Lets say you hear a tip that X company is coming out with a brand new product that is supposed to double their business. You think to yourself, "I wish I owned that company!" Well you can!
X company, along with other companies, lets the public buy part of its company. It does this through selling shares. A share or stock is simply a piece of paper that says you own part of a company.
This part is usually extremely small, perhaps thousandths of a percent of the total company, but, hey, it is a beginning!
You decide you want to buy part of X. You count up all of your money and find out that you have Y amount.
Well you are not going to be able to buy the whole company ...
But it is a start!
You've got the money, you know what stock you want to buy, now what?
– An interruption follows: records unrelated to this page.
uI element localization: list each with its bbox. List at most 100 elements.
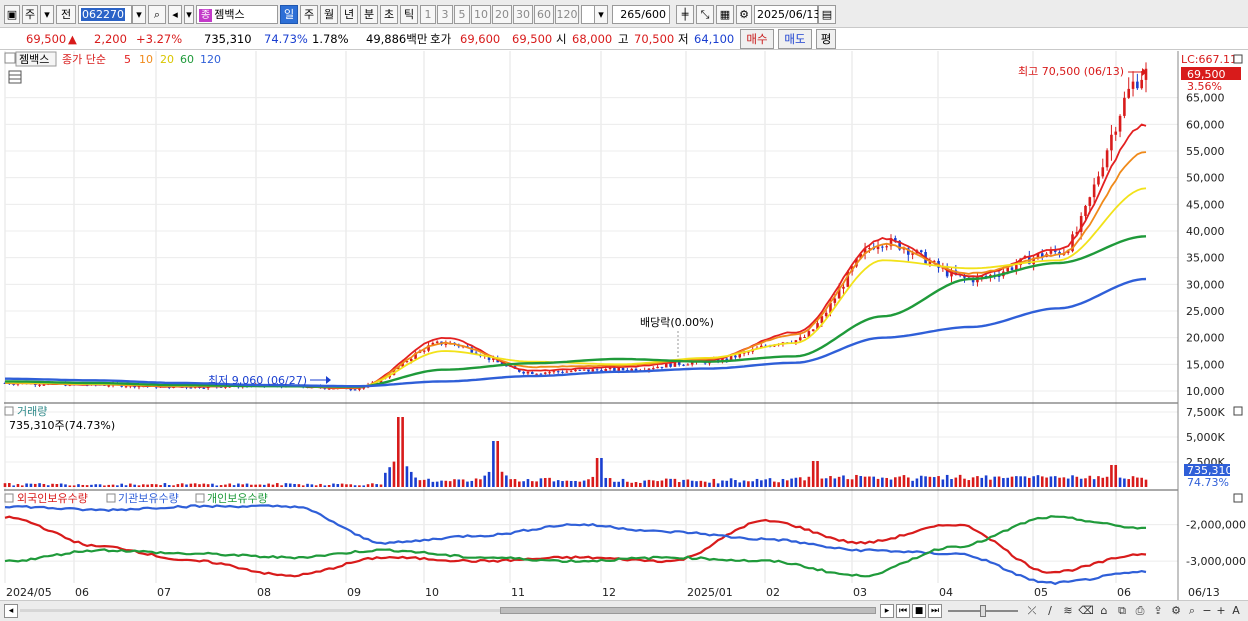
- volume-bar[interactable]: [647, 479, 651, 487]
- volume-bar[interactable]: [215, 485, 219, 487]
- zoom-slider-handle[interactable]: [980, 605, 986, 617]
- volume-bar[interactable]: [980, 477, 984, 487]
- volume-bar[interactable]: [72, 485, 76, 487]
- volume-bar[interactable]: [513, 479, 517, 487]
- volume-bar[interactable]: [440, 480, 443, 487]
- volume-bar[interactable]: [1053, 476, 1057, 487]
- price-close-icon[interactable]: [1233, 54, 1243, 64]
- volume-bar[interactable]: [1084, 478, 1087, 487]
- volume-bar[interactable]: [928, 476, 932, 487]
- volume-bar[interactable]: [543, 477, 547, 487]
- layout-icon[interactable]: ▣: [4, 5, 20, 24]
- zoom-in-icon[interactable]: +: [1214, 603, 1228, 618]
- volume-bar[interactable]: [20, 485, 24, 487]
- crosshair-icon[interactable]: ⤫: [1024, 603, 1040, 618]
- volume-bar[interactable]: [414, 477, 417, 487]
- candle-body[interactable]: [535, 373, 538, 375]
- candle-body[interactable]: [587, 369, 590, 372]
- volume-bar[interactable]: [509, 479, 512, 487]
- volume-bar[interactable]: [392, 461, 396, 487]
- candle-body[interactable]: [539, 373, 543, 375]
- volume-bar[interactable]: [963, 478, 966, 487]
- volume-bar[interactable]: [846, 479, 850, 487]
- volume-bar[interactable]: [288, 483, 292, 487]
- candle-body[interactable]: [1105, 150, 1109, 168]
- candle-body[interactable]: [422, 350, 426, 352]
- candle-body[interactable]: [1097, 176, 1100, 185]
- volume-bar[interactable]: [535, 481, 538, 487]
- volume-bar[interactable]: [608, 478, 612, 487]
- volume-bar[interactable]: [470, 480, 474, 487]
- volume-bar[interactable]: [55, 484, 59, 487]
- candle-body[interactable]: [409, 358, 413, 362]
- volume-bar[interactable]: [64, 484, 67, 487]
- evaluate-button[interactable]: 평: [816, 29, 836, 49]
- volume-bar[interactable]: [872, 476, 876, 487]
- volume-bar[interactable]: [1040, 476, 1044, 487]
- candle-body[interactable]: [38, 384, 41, 386]
- volume-close-icon[interactable]: [1233, 406, 1243, 416]
- volume-bar[interactable]: [604, 477, 608, 487]
- candle-body[interactable]: [1092, 184, 1096, 198]
- volume-bar[interactable]: [345, 484, 348, 487]
- volume-bar[interactable]: [422, 479, 426, 487]
- lock-icon[interactable]: ⌂: [1096, 603, 1112, 618]
- candle-body[interactable]: [651, 368, 655, 370]
- volume-bar[interactable]: [842, 475, 845, 487]
- volume-bar[interactable]: [362, 485, 366, 487]
- volume-bar[interactable]: [1002, 478, 1005, 487]
- volume-bar[interactable]: [193, 483, 197, 487]
- volume-bar[interactable]: [703, 481, 707, 487]
- candle-body[interactable]: [574, 369, 577, 372]
- candle-body[interactable]: [660, 366, 664, 368]
- volume-bar[interactable]: [25, 483, 28, 487]
- volume-bar[interactable]: [448, 481, 452, 487]
- volume-bar[interactable]: [137, 485, 141, 487]
- tab-second[interactable]: 초: [380, 5, 398, 24]
- volume-bar[interactable]: [59, 483, 63, 487]
- volume-bar[interactable]: [976, 476, 979, 487]
- candle-body[interactable]: [556, 371, 560, 373]
- export-icon[interactable]: ⇪: [1150, 603, 1166, 618]
- volume-bar[interactable]: [1066, 478, 1070, 487]
- volume-bar[interactable]: [435, 481, 439, 487]
- volume-bar[interactable]: [142, 484, 145, 487]
- candle-body[interactable]: [811, 329, 815, 332]
- code-dropdown-icon[interactable]: ▾: [132, 5, 146, 24]
- volume-bar[interactable]: [474, 478, 478, 487]
- volume-bar[interactable]: [46, 485, 50, 487]
- volume-bar[interactable]: [967, 480, 971, 487]
- volume-bar[interactable]: [172, 485, 175, 487]
- volume-bar[interactable]: [1019, 476, 1022, 487]
- jump-start-icon[interactable]: ⏮: [896, 604, 910, 618]
- candle-body[interactable]: [569, 371, 573, 373]
- volume-bar[interactable]: [42, 483, 46, 487]
- volume-bar[interactable]: [1092, 479, 1096, 487]
- volume-bar[interactable]: [617, 481, 621, 487]
- table-toggle-icon[interactable]: [8, 70, 22, 84]
- tab-tick[interactable]: 틱: [400, 5, 418, 24]
- volume-bar[interactable]: [133, 484, 136, 487]
- volume-bar[interactable]: [479, 479, 482, 487]
- volume-bar[interactable]: [798, 477, 802, 487]
- volume-bar[interactable]: [773, 481, 776, 487]
- magnifier-icon[interactable]: ⌕: [1184, 603, 1200, 618]
- volume-bar[interactable]: [427, 478, 430, 487]
- volume-bar[interactable]: [539, 478, 543, 487]
- volume-bar[interactable]: [453, 479, 456, 487]
- volume-bar[interactable]: [146, 484, 149, 487]
- volume-bar[interactable]: [77, 484, 80, 487]
- candle-body[interactable]: [444, 343, 448, 345]
- market-select[interactable]: 주: [22, 5, 38, 24]
- volume-bar[interactable]: [569, 480, 573, 487]
- volume-bar[interactable]: [263, 484, 266, 487]
- volume-bar[interactable]: [954, 477, 958, 487]
- volume-bar[interactable]: [120, 483, 123, 487]
- volume-bar[interactable]: [8, 483, 11, 487]
- volume-bar[interactable]: [129, 483, 132, 487]
- candle-body[interactable]: [349, 389, 353, 391]
- candle-body[interactable]: [608, 367, 612, 370]
- candle-body[interactable]: [1127, 88, 1131, 98]
- volume-bar[interactable]: [98, 484, 102, 487]
- tab-year[interactable]: 년: [340, 5, 358, 24]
Do you go to the grocery store and ask for a dozen shares of X? Not exactly, but close. You don't go to a grocery store, but rather you call a stockbroker.
A brokerage house is your supermarket of stocks! You call up a stockbroker and tell him that you have the Y amount and want to buy as much of X as you can.
The stockbroker in return tells you the listed price of X and that for your Y amount you can buy 50 shares of the X company. You then give to the stockbroker the money, and you get the shares.
Bingo! You have just bought stock in a company!
Sounds simple enough, right?
Actually it is not if you look at it from the stockbroker's point of view.
When you told the stockbroker you wanted those 50 shares of the X company, he did not magically buy them for you. Rather, he sent a message to the Stock Exchange to buy these shares for you.
Now this message is entered in the process and it buys your the 50 shares.
Then a report is issued back at the brokerage house that bought the shares. The stockbroker keeps a record that you own that stock, rather than sending you the actual paper stock certificates.
If you ever want to sell them, your stockbroker will sell them, deduct his commission, and then give you the money.